Bekaert, G, E Engstrom, and A Ermolov (2020), “Aggregate Demand and Aggregate Supply Effects of COVID-19: A Real-time Analysis," Finance and Economics Discussion Series 2020-049, Board of Governors of the Federal Reserve System.

Bottone, M, C Conflitti, M Riggi and A Tagliabracci (2021), “Firms’ inflation expectations and pricing strategies during Covid-19”, Questioni di Economia e Finanza, Bank of Italy Occasional Paper no. 619.

Brinca, P, J B Duarte and M Faria e Castro (2020), “Decomposing demand and supply shocks during COVID-19", VoxEU.org, 17 June.

del Rio-Chanona, R M, P Mealy, A Pichler, F Lafond, and D Farmer (2020), “Supply and demand shocks in the COVID-19 pandemic: An industry and occupation perspective," Papers 2004.06759, arXiv.org.

De Socio, A, S Narizzano, T Orlando, F Parlapiano, G Rodano, E Sette, and G Viggiano (2020), “The effects of the COVID-19 shock on corporates' liquidity needs, balance sheets and riskiness," Covid note, Bank of Italy.

Guerrieri, V, G Lorenzoni, L Straub and I Werning (2020), “Viral recessions: Lack of demand during the coronavirus crisis”, VoxEU.org, 6 May.

Endnotes

1 The survey addresses firms in the industry, non-financial private services and construction sectors with 50 or more workers. The sample consists of about 1,500 firms.

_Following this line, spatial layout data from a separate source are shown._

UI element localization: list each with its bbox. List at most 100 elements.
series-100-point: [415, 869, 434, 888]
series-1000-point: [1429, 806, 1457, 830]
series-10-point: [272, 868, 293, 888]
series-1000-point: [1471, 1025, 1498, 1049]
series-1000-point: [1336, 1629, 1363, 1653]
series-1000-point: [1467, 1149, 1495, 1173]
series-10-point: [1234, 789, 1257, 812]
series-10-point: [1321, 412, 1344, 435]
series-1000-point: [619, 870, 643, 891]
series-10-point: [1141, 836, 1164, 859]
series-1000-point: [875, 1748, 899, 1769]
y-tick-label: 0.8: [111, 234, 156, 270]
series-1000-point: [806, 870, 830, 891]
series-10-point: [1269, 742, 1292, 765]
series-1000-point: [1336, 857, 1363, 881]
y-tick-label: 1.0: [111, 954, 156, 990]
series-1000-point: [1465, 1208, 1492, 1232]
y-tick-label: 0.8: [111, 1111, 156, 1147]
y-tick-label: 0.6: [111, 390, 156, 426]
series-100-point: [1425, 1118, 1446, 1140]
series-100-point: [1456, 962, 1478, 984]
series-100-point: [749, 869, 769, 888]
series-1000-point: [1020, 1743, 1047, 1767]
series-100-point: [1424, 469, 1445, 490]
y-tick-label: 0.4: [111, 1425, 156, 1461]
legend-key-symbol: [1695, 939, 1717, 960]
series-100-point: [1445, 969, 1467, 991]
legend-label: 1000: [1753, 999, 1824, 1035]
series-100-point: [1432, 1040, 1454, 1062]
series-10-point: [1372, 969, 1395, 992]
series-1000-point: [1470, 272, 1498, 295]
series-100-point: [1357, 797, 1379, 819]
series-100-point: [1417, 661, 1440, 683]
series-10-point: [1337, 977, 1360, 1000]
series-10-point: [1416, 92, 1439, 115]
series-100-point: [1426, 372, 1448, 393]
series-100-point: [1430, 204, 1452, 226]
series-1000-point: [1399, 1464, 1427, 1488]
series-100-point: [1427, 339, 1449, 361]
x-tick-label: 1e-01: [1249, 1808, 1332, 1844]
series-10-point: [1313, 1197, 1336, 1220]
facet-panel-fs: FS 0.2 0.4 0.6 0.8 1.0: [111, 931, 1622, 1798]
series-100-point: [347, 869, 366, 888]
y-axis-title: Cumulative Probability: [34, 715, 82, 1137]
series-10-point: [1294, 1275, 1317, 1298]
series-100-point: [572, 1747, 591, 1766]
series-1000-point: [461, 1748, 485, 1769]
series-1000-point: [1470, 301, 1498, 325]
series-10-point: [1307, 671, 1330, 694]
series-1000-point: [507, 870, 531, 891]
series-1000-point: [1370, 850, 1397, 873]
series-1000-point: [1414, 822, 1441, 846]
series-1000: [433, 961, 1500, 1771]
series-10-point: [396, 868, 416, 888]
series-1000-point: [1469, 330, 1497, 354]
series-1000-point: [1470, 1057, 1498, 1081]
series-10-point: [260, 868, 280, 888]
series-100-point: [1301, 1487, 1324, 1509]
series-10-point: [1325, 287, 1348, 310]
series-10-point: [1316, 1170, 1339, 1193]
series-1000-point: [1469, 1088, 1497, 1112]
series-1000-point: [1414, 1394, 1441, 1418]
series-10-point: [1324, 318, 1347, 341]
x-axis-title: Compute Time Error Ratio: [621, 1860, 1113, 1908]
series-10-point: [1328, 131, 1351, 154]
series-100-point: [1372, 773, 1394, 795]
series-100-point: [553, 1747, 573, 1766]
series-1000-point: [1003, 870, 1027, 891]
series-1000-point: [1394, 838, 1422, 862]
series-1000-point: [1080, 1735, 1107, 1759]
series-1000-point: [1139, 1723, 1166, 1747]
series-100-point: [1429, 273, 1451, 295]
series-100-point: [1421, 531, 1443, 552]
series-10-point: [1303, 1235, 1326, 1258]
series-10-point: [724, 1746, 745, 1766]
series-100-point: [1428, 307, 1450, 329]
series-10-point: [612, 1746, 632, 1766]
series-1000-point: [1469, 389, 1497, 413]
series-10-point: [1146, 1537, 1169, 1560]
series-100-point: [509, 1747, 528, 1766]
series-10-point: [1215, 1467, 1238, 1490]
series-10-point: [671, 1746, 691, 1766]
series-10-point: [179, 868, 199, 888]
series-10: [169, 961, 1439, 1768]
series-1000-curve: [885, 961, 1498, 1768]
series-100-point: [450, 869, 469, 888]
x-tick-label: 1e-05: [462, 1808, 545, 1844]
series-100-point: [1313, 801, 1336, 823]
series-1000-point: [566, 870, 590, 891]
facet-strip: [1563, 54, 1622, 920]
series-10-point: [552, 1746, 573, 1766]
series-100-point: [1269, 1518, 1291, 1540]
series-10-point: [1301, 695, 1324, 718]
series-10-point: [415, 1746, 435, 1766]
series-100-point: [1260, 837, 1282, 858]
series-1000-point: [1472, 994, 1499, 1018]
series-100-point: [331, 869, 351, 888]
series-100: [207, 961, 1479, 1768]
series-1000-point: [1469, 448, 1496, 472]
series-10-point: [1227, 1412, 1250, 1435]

2 This evidence could be partly affected by the composition of our sample, which disregards small service firms such as bars, restaurants and small hotels, being made up of firms with at least 50 employees, which could potentially have indicated “supply" as the main transmission mechanism. Yet, the percentage of firms who choose “demand” is similar among those who could remain open and those forced to be closed by government restrictions. In addition, firm's size and geographical area do not play a crucial role, while the exposure to foreign demand slightly increases the likelihood of selecting the demand channel.